Neden aldatır insan?


Aldatmanın birçok neden tarafından yordanmakla birlikte yapılan araştırmalarda bireylerin çocukluk çağı travmalarının aldatma eğilimini arttırdığı görülmüştür. Olumsuz çocukluk yaşantıları ve travmaları olan kişilerin ilişkilerinde çok daha fazla aldatma eğiliminde oldukları görülmüştür. Ama tek neden bununla açıklanamaz.
Aldatma eyleminde bulunan bireylerin aldatma nedenlerine dair; suçlama; sosyal yapı; baştan çıkarma; cinsellik; intikam ve uyaran arayışını içeren başlıca 6 faktör bulunmaktadır.
Suçlama: Erkeklerin işlerine olan düşkünlükleri ve fazla zaman ayırımından dolayı kadınların aldatma nedenleri arasında yer almaktadır.
Sosyal Yapı: Kişilerin erken evlenmesi; evlilik öncesi başka bir ilişki yaşamamış olması; görücü usulü ile evlenilmiş olması aldatma nedenleri arasında yer almaktadır.
Baştan Çıkarma: Kadınlar baştan çıkarma nedeni ile aldatmayacağını belirtirken; erkekler her iki cinsiyetinde baştan çıkarma nedeni ile aldatabileceklerini söylemişlerdir.
Cinsellik: Kadınların evlilik öncesi cinsel ilişkiye girmek istememesi nedeni ile erkeğin bu ihtiyacını başka bir kadınla gidermesi olarak ifade edilir. Evlilik sonrası ise sevgi ve aşk yaşayan birey eşiyle cinsel tatmin yaşayamaması aldatmaya neden olan faktörlerden bir diğeridir.
İntikam: Birlikte olduğu kişinin hak ettiğini düşünmesi sebebi ile kızgınlık duyarak ve inat olsun diye başvurulan aldatma biçimidir. İntikam nedeniyle aldatma bulgusu daha çok kadınlarda görülmektedir.
Uyaran Arayışı: Monotonluktan sıkılan yenilik ve eğlence arayışı içerisinde olan kişilerde aldatma nedeni olarak görülmektedir.

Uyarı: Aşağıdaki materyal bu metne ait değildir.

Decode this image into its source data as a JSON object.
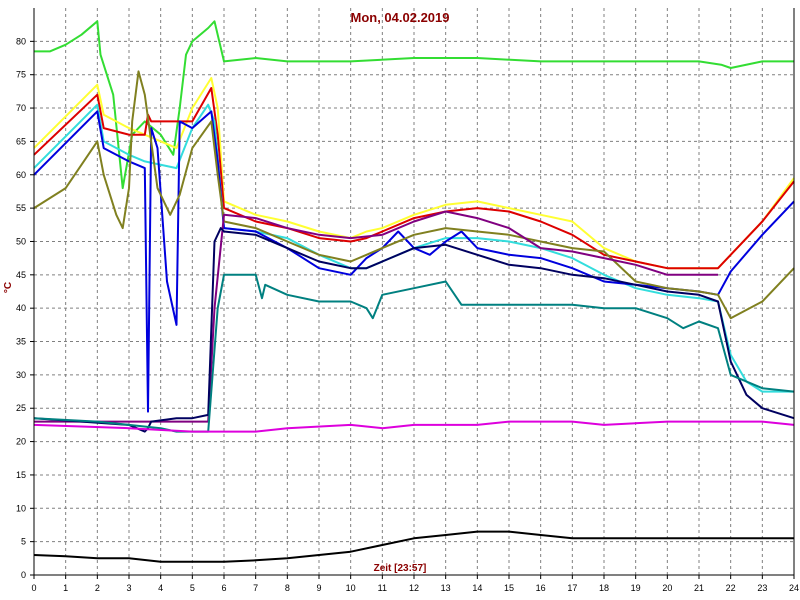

Aldatmanın nedenleri arasında yukarıda belirtilen faktörlerin dışında mizaç; kişilik özellikleri; ilişkinin yapısı gibi birçok faktör vardır. İlişkide zamanla ortaya çıkan yıpranmalar da partnerleri birbirlerinin uzağına atmakta ve aldatma olasılığını arttırmaktadır.